Self-Design in the Age of Loneliness
In his well-known treatise Ornament and Crime, Adolf Loos infamously claimed that “the modern person who tattoos himself is either a criminal or a degenerate.” For Loos, the surface, whether of a pair of shoes or a human being, demanded reduction; an erasure of aesthetic artifice so as to reveal the essences presumed to lie just beneath. Elsewhere, theorist Boris Groys has observed that not only was Loos’ aversion to tattoos symptomatic of modern design’s ambition to liberate the essences beneath encultured surfaces, but argues that in the twentieth century, the liberation of an authentic self is the apotheosis of this ambition. Living with an obligation to self-design that stretches from Nietzsche’s Übermensch to K-hole’s Mass Indie, one continually re-fashions their various manifestations so as to present “him or herself to the gaze of the Other as an honest, plain, unornamented, ‘un-designed’ object.”

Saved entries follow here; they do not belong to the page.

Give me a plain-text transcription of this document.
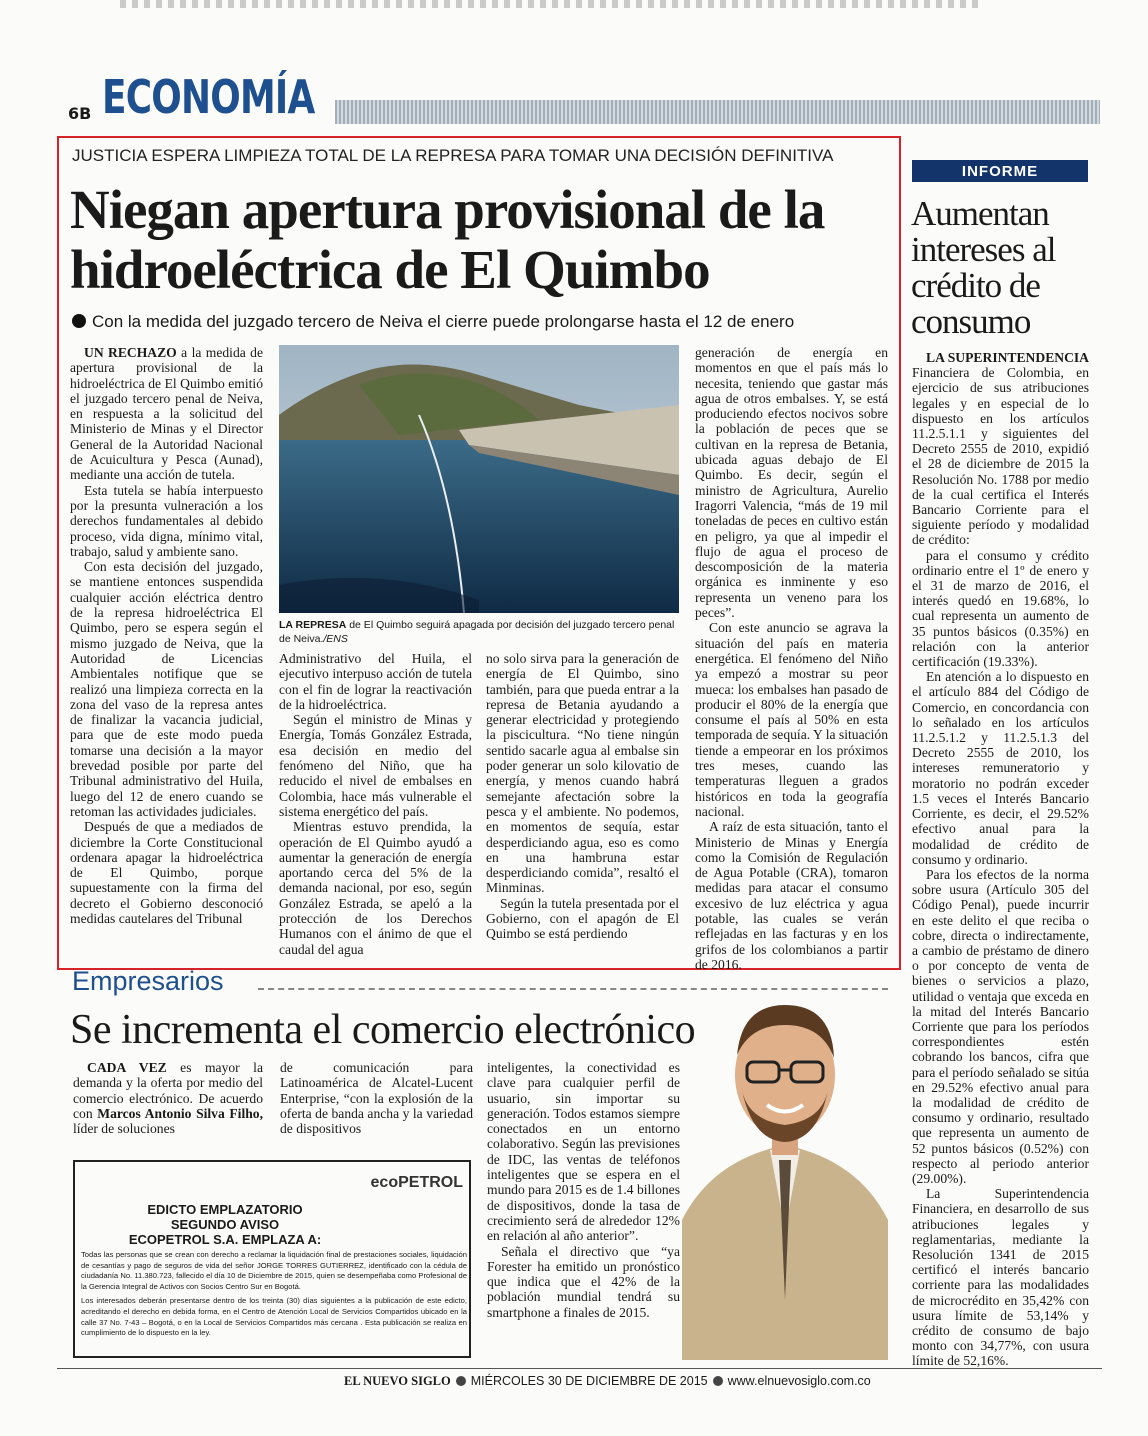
6B ECONOMÍA
JUSTICIA ESPERA LIMPIEZA TOTAL DE LA REPRESA PARA TOMAR UNA DECISIÓN DEFINITIVA
Niegan apertura provisional de la hidroeléctrica de El Quimbo
Con la medida del juzgado tercero de Neiva el cierre puede prolongarse hasta el 12 de enero

UN RECHAZO a la medida de apertura provisional de la hidroeléctrica de El Quimbo emitió el juzgado tercero penal de Neiva, en respuesta a la solicitud del Ministerio de Minas y el Director General de la Autoridad Nacional de Acuicultura y Pesca (Aunad), mediante una acción de tutela.

Esta tutela se había interpuesto por la presunta vulneración a los derechos fundamentales al debido proceso, vida digna, mínimo vital, trabajo, salud y ambiente sano.

Con esta decisión del juzgado, se mantiene entonces suspendida cualquier acción eléctrica dentro de la represa hidroeléctrica El Quimbo, pero se espera según el mismo juzgado de Neiva, que la Autoridad de Licencias Ambientales notifique que se realizó una limpieza correcta en la zona del vaso de la represa antes de finalizar la vacancia judicial, para que de este modo pueda tomarse una decisión a la mayor brevedad posible por parte del Tribunal administrativo del Huila, luego del 12 de enero cuando se retoman las actividades judiciales.

Después de que a mediados de diciembre la Corte Constitucional ordenara apagar la hidroeléctrica de El Quimbo, porque supuestamente con la firma del decreto el Gobierno desconoció medidas cautelares del Tribunal

LA REPRESA de El Quimbo seguirá apagada por decisión del juzgado tercero penal de Neiva./ENS

Administrativo del Huila, el ejecutivo interpuso acción de tutela con el fin de lograr la reactivación de la hidroeléctrica.

Según el ministro de Minas y Energía, Tomás González Estrada, esa decisión en medio del fenómeno del Niño, que ha reducido el nivel de embalses en Colombia, hace más vulnerable el sistema energético del país.

Mientras estuvo prendida, la operación de El Quimbo ayudó a aumentar la generación de energía aportando cerca del 5% de la demanda nacional, por eso, según González Estrada, se apeló a la protección de los Derechos Humanos con el ánimo de que el caudal del agua

no solo sirva para la generación de energía de El Quimbo, sino también, para que pueda entrar a la represa de Betania ayudando a generar electricidad y protegiendo la piscicultura. “No tiene ningún sentido sacarle agua al embalse sin poder generar un solo kilovatio de energía, y menos cuando habrá semejante afectación sobre la pesca y el ambiente. No podemos, en momentos de sequía, estar desperdiciando agua, eso es como en una hambruna estar desperdiciando comida”, resaltó el Minminas.

Según la tutela presentada por el Gobierno, con el apagón de El Quimbo se está perdiendo

generación de energía en momentos en que el país más lo necesita, teniendo que gastar más agua de otros embalses. Y, se está produciendo efectos nocivos sobre la población de peces que se cultivan en la represa de Betania, ubicada aguas debajo de El Quimbo. Es decir, según el ministro de Agricultura, Aurelio Iragorri Valencia, “más de 19 mil toneladas de peces en cultivo están en peligro, ya que al impedir el flujo de agua el proceso de descomposición de la materia orgánica es inminente y eso representa un veneno para los peces”.

Con este anuncio se agrava la situación del país en materia energética. El fenómeno del Niño ya empezó a mostrar su peor mueca: los embalses han pasado de producir el 80% de la energía que consume el país al 50% en esta temporada de sequía. Y la situación tiende a empeorar en los próximos tres meses, cuando las temperaturas lleguen a grados históricos en toda la geografía nacional.

A raíz de esta situación, tanto el Ministerio de Minas y Energía como la Comisión de Regulación de Agua Potable (CRA), tomaron medidas para atacar el consumo excesivo de luz eléctrica y agua potable, las cuales se verán reflejadas en las facturas y en los grifos de los colombianos a partir de 2016.

INFORME
Aumentan intereses al crédito de consumo

LA SUPERINTENDENCIA Financiera de Colombia, en ejercicio de sus atribuciones legales y en especial de lo dispuesto en los artículos 11.2.5.1.1 y siguientes del Decreto 2555 de 2010, expidió el 28 de diciembre de 2015 la Resolución No. 1788 por medio de la cual certifica el Interés Bancario Corriente para el siguiente período y modalidad de crédito:

para el consumo y crédito ordinario entre el 1º de enero y el 31 de marzo de 2016, el interés quedó en 19.68%, lo cual representa un aumento de 35 puntos básicos (0.35%) en relación con la anterior certificación (19.33%).

En atención a lo dispuesto en el artículo 884 del Código de Comercio, en concordancia con lo señalado en los artículos 11.2.5.1.2 y 11.2.5.1.3 del Decreto 2555 de 2010, los intereses remuneratorio y moratorio no podrán exceder 1.5 veces el Interés Bancario Corriente, es decir, el 29.52% efectivo anual para la modalidad de crédito de consumo y ordinario.

Para los efectos de la norma sobre usura (Artículo 305 del Código Penal), puede incurrir en este delito el que reciba o cobre, directa o indirectamente, a cambio de préstamo de dinero o por concepto de venta de bienes o servicios a plazo, utilidad o ventaja que exceda en la mitad del Interés Bancario Corriente que para los períodos correspondientes estén cobrando los bancos, cifra que para el período señalado se sitúa en 29.52% efectivo anual para la modalidad de crédito de consumo y ordinario, resultado que representa un aumento de 52 puntos básicos (0.52%) con respecto al periodo anterior (29.00%).

La Superintendencia Financiera, en desarrollo de sus atribuciones legales y reglamentarias, mediante la Resolución 1341 de 2015 certificó el interés bancario corriente para las modalidades de microcrédito en 35,42% con usura límite de 53,14% y crédito de consumo de bajo monto con 34,77%, con usura límite de 52,16%.

Empresarios
Se incrementa el comercio electrónico

CADA VEZ es mayor la demanda y la oferta por medio del comercio electrónico. De acuerdo con Marcos Antonio Silva Filho, líder de soluciones

de comunicación para Latinoamérica de Alcatel-Lucent Enterprise, “con la explosión de la oferta de banda ancha y la variedad de dispositivos

inteligentes, la conectividad es clave para cualquier perfil de usuario, sin importar su generación. Todos estamos siempre conectados en un entorno colaborativo. Según las previsiones de IDC, las ventas de teléfonos inteligentes que se espera en el mundo para 2015 es de 1.4 billones de dispositivos, donde la tasa de crecimiento será de alrededor 12% en relación al año anterior”.

Señala el directivo que “ya Forester ha emitido un pronóstico que indica que el 42% de la población mundial tendrá su smartphone a finales de 2015.

ecoPETROL
EDICTO EMPLAZATORIO
SEGUNDO AVISO
ECOPETROL S.A. EMPLAZA A:

Todas las personas que se crean con derecho a reclamar la liquidación final de prestaciones sociales, liquidación de cesantías y pago de seguros de vida del señor JORGE TORRES GUTIERREZ, identificado con la cédula de ciudadanía No. 11.380.723, fallecido el día 10 de Diciembre de 2015, quien se desempeñaba como Profesional de la Gerencia Integral de Activos con Socios Centro Sur en Bogotá.

Los interesados deberán presentarse dentro de los treinta (30) días siguientes a la publicación de este edicto, acreditando el derecho en debida forma, en el Centro de Atención Local de Servicios Compartidos ubicado en la calle 37 No. 7-43 – Bogotá, o en la Local de Servicios Compartidos más cercana . Esta publicación se realiza en cumplimiento de lo dispuesto en la ley.

EL NUEVO SIGLO MIÉRCOLES 30 DE DICIEMBRE DE 2015 www.elnuevosiglo.com.co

But today the self is neither the stable interior essence implied by drawing’s etymological origin or Loos’ aversion to decoration, nor is it the market-stabilized self, managed by our Mass-Indie aesthetic choices or our networked drafting platforms. Our ever-multiplying selves are now constructed as much through our curated tastes as they are through obscure algorithms reprocessing our rights of citizenship from a Nevada desert. We are both a citizen and not, an actualized self and a statistical data point allowing Oracle to more accurately forecast the next anonymous worker to log on to an ink-jet printer in a Columbus suburb. Self-design can no longer be understood as the obligation to wrest essences out from under appearances, but rather, as the exploitation of a vast catalog of selves now constituted by design briefs that are utterly indifferent to one another.